Terancam Malaysia dan Tiongkok
JAKARTA – Pelaku industri keramik dan kaca masih mengkhawatirkan masuknya produk serupa asal Tiongkok dan Malaysia. Harga gas industri di Indonesia yang masih cukup tinggi jika dibandingkan dengan negara tetangga membuat produk dalam negeri tak berdaya saing. Pengusaha pun berharap harga gas untuk industri bisa segera diturunkan.
Ketua Asosiasi Kaca Lembaran dan Pengamanan Yustinus Gunawan mengatakan, kapasitas produksi Malaysia hampir menyamai yang dimiliki Indonesia. ’’Kapasitas produksi mereka sudah hampir mendekati 1 juta ton per tahun. Hampir mendekati kita. Kalau kita 1,2 juta ton per tahun,’’ ujar Yustinus di kantor Kementerian Perindustrian, Jakarta, kemarin (30/5).
Selama ini, impor produk kaca lembaran asal Tiongkok ke Indonesia meningkat. Hal itu akan diperparah dengan masuknya produk serupa asal Malaysia yang investasinya juga dikuasai Tiongkok. ’’Tiongkok sudah membangun dua tungku di Malaysia,’’ tambahnya.
Menurut dia, tujuan Tiongkok membangun pabrik kaca di Malaysia memang ingin mengincar pasar Indonesia. Sebab, kebutuhan kaca lembaran di dalam negeri diperkirakan terus meningkat seiring dengan pertumbuhan sektor properti dan otomotif. ’’Indonesia paling besar pertumbuhan properti dan otomotif.

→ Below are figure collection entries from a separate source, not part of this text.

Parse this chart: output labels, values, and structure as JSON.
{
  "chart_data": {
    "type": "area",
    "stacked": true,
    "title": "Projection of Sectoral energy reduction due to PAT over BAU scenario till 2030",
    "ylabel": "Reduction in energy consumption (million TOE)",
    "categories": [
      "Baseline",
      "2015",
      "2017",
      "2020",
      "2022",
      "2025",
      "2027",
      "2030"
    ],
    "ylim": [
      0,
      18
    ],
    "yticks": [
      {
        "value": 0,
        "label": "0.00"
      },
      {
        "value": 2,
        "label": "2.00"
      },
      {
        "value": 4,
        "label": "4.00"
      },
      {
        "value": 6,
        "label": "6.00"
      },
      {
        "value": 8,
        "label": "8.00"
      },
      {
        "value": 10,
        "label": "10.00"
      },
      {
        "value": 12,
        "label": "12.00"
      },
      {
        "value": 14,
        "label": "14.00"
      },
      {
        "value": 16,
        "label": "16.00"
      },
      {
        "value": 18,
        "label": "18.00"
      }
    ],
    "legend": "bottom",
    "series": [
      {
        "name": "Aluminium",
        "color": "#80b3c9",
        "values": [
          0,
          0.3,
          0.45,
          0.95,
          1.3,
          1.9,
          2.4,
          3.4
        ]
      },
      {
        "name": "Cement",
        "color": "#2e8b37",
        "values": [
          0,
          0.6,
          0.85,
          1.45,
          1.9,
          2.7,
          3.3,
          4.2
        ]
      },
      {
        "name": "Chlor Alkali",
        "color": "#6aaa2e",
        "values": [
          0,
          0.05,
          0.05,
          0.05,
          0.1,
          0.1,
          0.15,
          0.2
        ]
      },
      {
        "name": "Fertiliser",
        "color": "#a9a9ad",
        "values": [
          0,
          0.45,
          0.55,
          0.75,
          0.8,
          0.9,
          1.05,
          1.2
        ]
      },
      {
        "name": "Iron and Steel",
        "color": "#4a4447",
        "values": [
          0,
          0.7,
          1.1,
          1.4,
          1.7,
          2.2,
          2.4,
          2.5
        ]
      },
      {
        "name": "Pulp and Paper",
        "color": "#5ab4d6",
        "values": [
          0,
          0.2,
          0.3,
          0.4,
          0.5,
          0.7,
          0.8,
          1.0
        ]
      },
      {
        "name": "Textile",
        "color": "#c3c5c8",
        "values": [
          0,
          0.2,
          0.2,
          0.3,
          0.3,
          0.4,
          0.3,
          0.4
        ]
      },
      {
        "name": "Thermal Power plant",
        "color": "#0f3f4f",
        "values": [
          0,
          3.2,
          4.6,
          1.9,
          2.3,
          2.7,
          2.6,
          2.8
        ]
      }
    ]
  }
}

Produk turunannya juga ada seperti kaca cermin,’’ beber Yustinus.
Sementara itu, kendala yang masih dihadapi produsen kaca lembaran di Indonesia adalah tingginya harga gas. Harga gas di Malaysia saat ini USD 5–6 per mmbtu. Sedangkan di Indonesia masih berada di kisaran USD 8–9 per mmbtu. Harga gas itu jugalah yang membuat Tiongkok lebih memilih membangun pabrik di Malaysia daripada Indonesia.
Dirjen Industri Kimia, Tekstil, dan Aneka Kemenperin Achmad Sigit Dwiwahjono turut berharap harga gas di Indonesia segera turun menjadi USD 6 per mmbtu. Selain itu, Kemenperin berupaya melindungi industri dari serbuan produk impor.